Mitigating Hallucination in Large Multi-Modal Models via Robust Instruction Tuning

Despite the promising progress in multi-modal tasks, current large multi-modal models (LMMs) are prone to hallucinating inconsistent descriptions with respect to the associated image and human instructions. This paper addresses this issue by introducing the first large and diverse visual instruction tuning dataset, named Large-scale Robust Visual (LRV)-Instruction. Our dataset comprises 400k visual instructions generated by GPT4, covering 16 vision-and-language tasks with open-ended instructions and answers. Unlike existing studies that primarily focus on positive instruction samples, we design LRV-Instruction to include both positive and negative instructions for more robust visual instruction tuning. Our negative instructions are designed at three semantic levels: (i) Nonexistent Object Manipulation, (ii) Existent Object Manipulation and (iii) Knowledge Manipulation. To efficiently measure the hallucination generated by LMMs, we propose GPT4-Assisted Visual Instruction Evaluation (GAVIE), a stable approach to evaluate visual instruction tuning like human experts. GAVIE does not require human-annotated groundtruth answers and can adapt to diverse instruction formats. We conduct comprehensive experiments to investigate the hallucination of LMMs. Our results demonstrate existing LMMs exhibit significant hallucinations when presented with our negative instructions, particularly Existent Object and Knowledge Manipulation instructions. Moreover, we successfully mitigate hallucination by finetuning MiniGPT4 and mPLUG-Owl on LRV-Instruction while improving performance on several public datasets compared to state-of-the-art methods. Additionally, we observed that a balanced ratio of positive and negative instances in the training data leads to a more robust model.
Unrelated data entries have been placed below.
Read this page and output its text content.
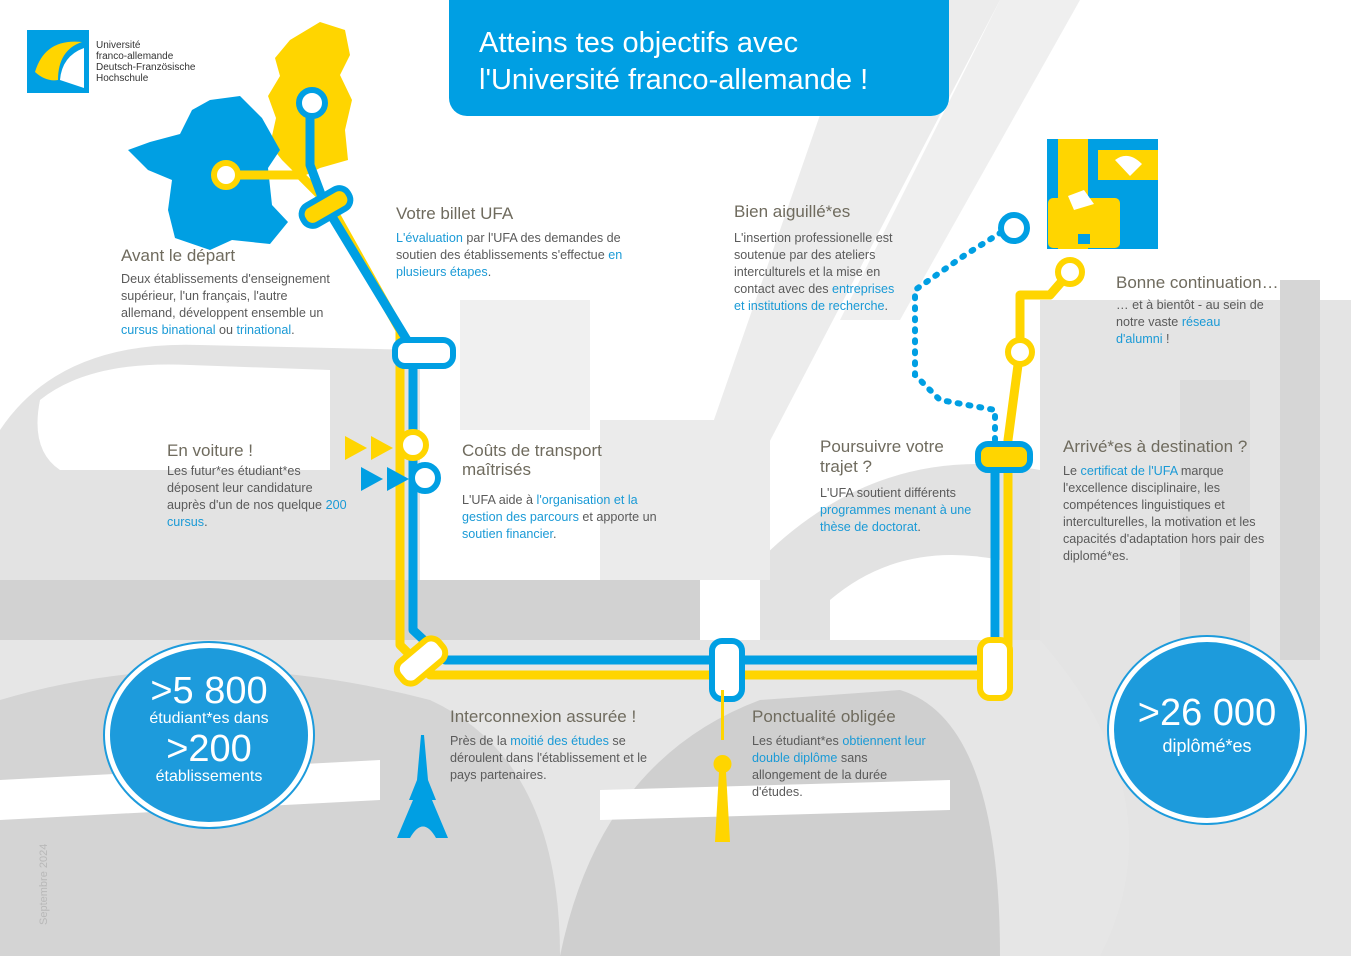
Atteins tes objectifs avec
l'Université franco-allemande !
Université
franco-allemande
Deutsch-Französische
Hochschule
Avant le départ
Deux établissements d'enseignement supérieur, l'un français, l'autre allemand, développent ensemble un cursus binational ou trinational.
Votre billet UFA
L'évaluation par l'UFA des demandes de soutien des établissements s'effectue en plusieurs étapes.
En voiture !
Les futur*es étudiant*es déposent leur candidature auprès d'un de nos quelque 200 cursus.
Coûts de transport
maîtrisés
L'UFA aide à l'organisation et la gestion des parcours et apporte un soutien financier.
Interconnexion assurée !
Près de la moitié des études se déroulent dans l'établissement et le pays partenaires.
Ponctualité obligée
Les étudiant*es obtiennent leur double diplôme sans allongement de la durée d'études.
Poursuivre votre
trajet ?
L'UFA soutient différents programmes menant à une thèse de doctorat.
Bien aiguillé*es
L'insertion professionelle est soutenue par des ateliers interculturels et la mise en contact avec des entreprises et institutions de recherche.
Arrivé*es à destination ?
Le certificat de l'UFA marque l'excellence disciplinaire, les compétences linguistiques et interculturelles, la motivation et les capacités d'adaptation hors pair des diplomé*es.
Bonne continuation…
… et à bientôt - au sein de notre vaste réseau d'alumni !
>5 800
étudiant*es dans
>200
établissements
>26 000
diplômé*es
Septembre 2024
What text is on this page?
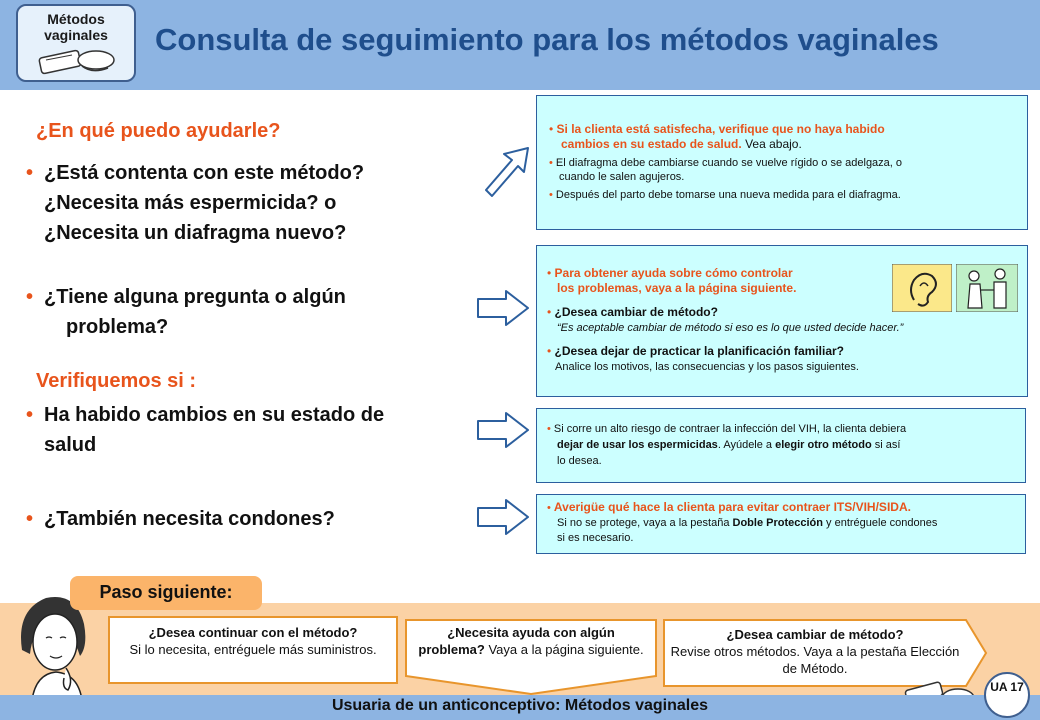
Métodos vaginales	Consulta de seguimiento para los métodos vaginales
¿En qué puedo ayudarle?
• ¿Está contenta con este método?
¿Necesita más espermicida? o
¿Necesita un diafragma nuevo?
• ¿Tiene alguna pregunta o algún
problema?
Verifiquemos si :
• Ha habido cambios en su estado de
salud
• ¿También necesita condones?
• Si la clienta está satisfecha, verifique que no haya habido
cambios en su estado de salud. Vea abajo.
• El diafragma debe cambiarse cuando se vuelve rígido o se adelgaza, o
cuando le salen agujeros.
• Después del parto debe tomarse una nueva medida para el diafragma.
• Para obtener ayuda sobre cómo controlar
los problemas, vaya a la página siguiente.
• ¿Desea cambiar de método?
“Es aceptable cambiar de método si eso es lo que usted decide hacer.”
• ¿Desea dejar de practicar la planificación familiar?
Analice los motivos, las consecuencias y los pasos siguientes.
• Si corre un alto riesgo de contraer la infección del VIH, la clienta debiera
dejar de usar los espermicidas. Ayúdele a elegir otro método si así
lo desea.
• Averigüe qué hace la clienta para evitar contraer ITS/VIH/SIDA.
Si no se protege, vaya a la pestaña Doble Protección y entréguele condones
si es necesario.
Paso siguiente:
¿Desea continuar con el método?
Si lo necesita, entréguele más suministros.
¿Necesita ayuda con algún problema? Vaya a la página siguiente.
¿Desea cambiar de método?
Revise otros métodos. Vaya a la pestaña Elección de Método.
Usuaria de un anticonceptivo: Métodos vaginales
UA 17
翻译：尽管多模态任务取得了显著进展，当前大型多模态模型（LMMs）仍倾向于对相关图像和人类指令产生不一致的幻觉描述。本文针对该问题，首次提出了大规模多样化的视觉指令微调数据集——大规模鲁棒视觉（LRV）指令数据集。该数据集包含由GPT4生成的40万条视觉指令，覆盖16种视觉与语言任务，均采用开放式指令与答案。与现有研究主要关注正例指令样本不同，我们设计LRV指令数据集包含正例与负例指令，以实现更鲁棒的视觉指令微调。负例指令在三个语义层面进行设计：（i）不存在物体操作，（ii）存在物体操作，（iii）知识操作。为高效评估LMMs生成的幻觉，我们提出GPT4辅助视觉指令评估（GAVIE）方法，该稳定方法能像人类专家一样评估视觉指令微调效果。GAVIE无需人工标注的真实答案，并可适应多样化指令格式。我们开展了全面实验探究LMMs的幻觉问题。结果表明，现有LMMs在面对负例指令（特别是存在物体操作与知识操作指令）时表现出显著幻觉。此外，通过在LRV指令数据集上微调MiniGPT4和mPLUG-Owl，我们成功缓解了幻觉问题，同时在多个公开数据集上相比现有最优方法提升了性能。我们还观察到训练数据中正负实例的均衡比例有助于构建更鲁棒的模型。